An ingrained trait that in no way diminished his mother's strength.

She might have the appearance of passivity, but his maan had a will of iron and was very good at getting her way. She'd managed to keep Vin despite the opposition of two powerful families.

Jamison smiled at her, his own corporate shark image softening for just a moment. "Your son has built a multi-billion-dollar business that I'm proud to be partner in. He doesn't need recognition from people too stupid to see his value from birth."

Vin wanted to agree, out loud and vehemently, but the look his mother gave Jamison stopped him. It was filled with such grief, such unfiltered disappointment.

She believed Vin would agree and was already grieving giving up what was apparently a long-held dream.

"You want this," he said to his mother, stating the obvious, but insisting on transparency.

She shrugged, belying her expression. "It is your life, as Jamison has pointed out. As much as I would like my family and the Singhs to finally accept you, you don't care about it." She sighed, giving him a reproachful glance. "I'm not sure how you can feel this way. Perhaps it was a mistake to raise you here in America."

"Barbie," Jamison chided.

But she just gave them both that look.

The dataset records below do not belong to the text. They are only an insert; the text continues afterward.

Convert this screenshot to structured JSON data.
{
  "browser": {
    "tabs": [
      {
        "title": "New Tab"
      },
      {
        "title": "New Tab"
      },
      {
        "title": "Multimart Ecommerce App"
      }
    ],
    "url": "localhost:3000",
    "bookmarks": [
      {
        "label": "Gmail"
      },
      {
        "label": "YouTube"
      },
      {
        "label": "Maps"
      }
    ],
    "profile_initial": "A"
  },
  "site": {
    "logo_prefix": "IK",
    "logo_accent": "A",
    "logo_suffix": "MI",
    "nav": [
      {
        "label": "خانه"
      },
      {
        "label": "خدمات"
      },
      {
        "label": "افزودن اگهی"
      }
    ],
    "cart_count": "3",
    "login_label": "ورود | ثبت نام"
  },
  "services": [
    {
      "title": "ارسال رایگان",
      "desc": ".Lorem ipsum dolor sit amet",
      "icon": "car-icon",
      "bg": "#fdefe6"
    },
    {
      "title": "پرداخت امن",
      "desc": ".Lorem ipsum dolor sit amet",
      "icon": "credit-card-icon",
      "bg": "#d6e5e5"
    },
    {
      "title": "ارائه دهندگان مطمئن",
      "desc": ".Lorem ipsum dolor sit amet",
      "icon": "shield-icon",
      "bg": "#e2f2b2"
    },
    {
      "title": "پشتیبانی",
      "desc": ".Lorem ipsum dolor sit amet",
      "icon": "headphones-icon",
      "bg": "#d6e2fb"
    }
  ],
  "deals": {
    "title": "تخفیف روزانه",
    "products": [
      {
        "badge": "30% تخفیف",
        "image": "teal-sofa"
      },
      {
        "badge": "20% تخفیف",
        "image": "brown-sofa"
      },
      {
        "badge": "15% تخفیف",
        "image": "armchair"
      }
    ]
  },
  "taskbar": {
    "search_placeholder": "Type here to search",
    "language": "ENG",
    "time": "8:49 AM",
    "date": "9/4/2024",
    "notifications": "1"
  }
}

The one that said she was disappointed. A look he was not at all used to be on the receiving end of.

And he didn't like it. He also didn't like how she pretended she maybe could have raised him in India. "You didn't have a choice about where you raised me, not if you wanted your family to help you financially," Vin pointed out implacably, his tone harsher than usual with his mother.

She did have a frustrating tendency to only see, or remember, what she wanted to.

"You told me your father refused to help financially unless you took your son to another continent to live." Jamison wasn't sounding any too tolerant of a less harsh viewpoint himself.

"But he didn't insist I give Rajvinder up. You cannot imagine what a concession that was for him." And once again she completely ignored the truth that she'd had no choice but to raise Vin in America.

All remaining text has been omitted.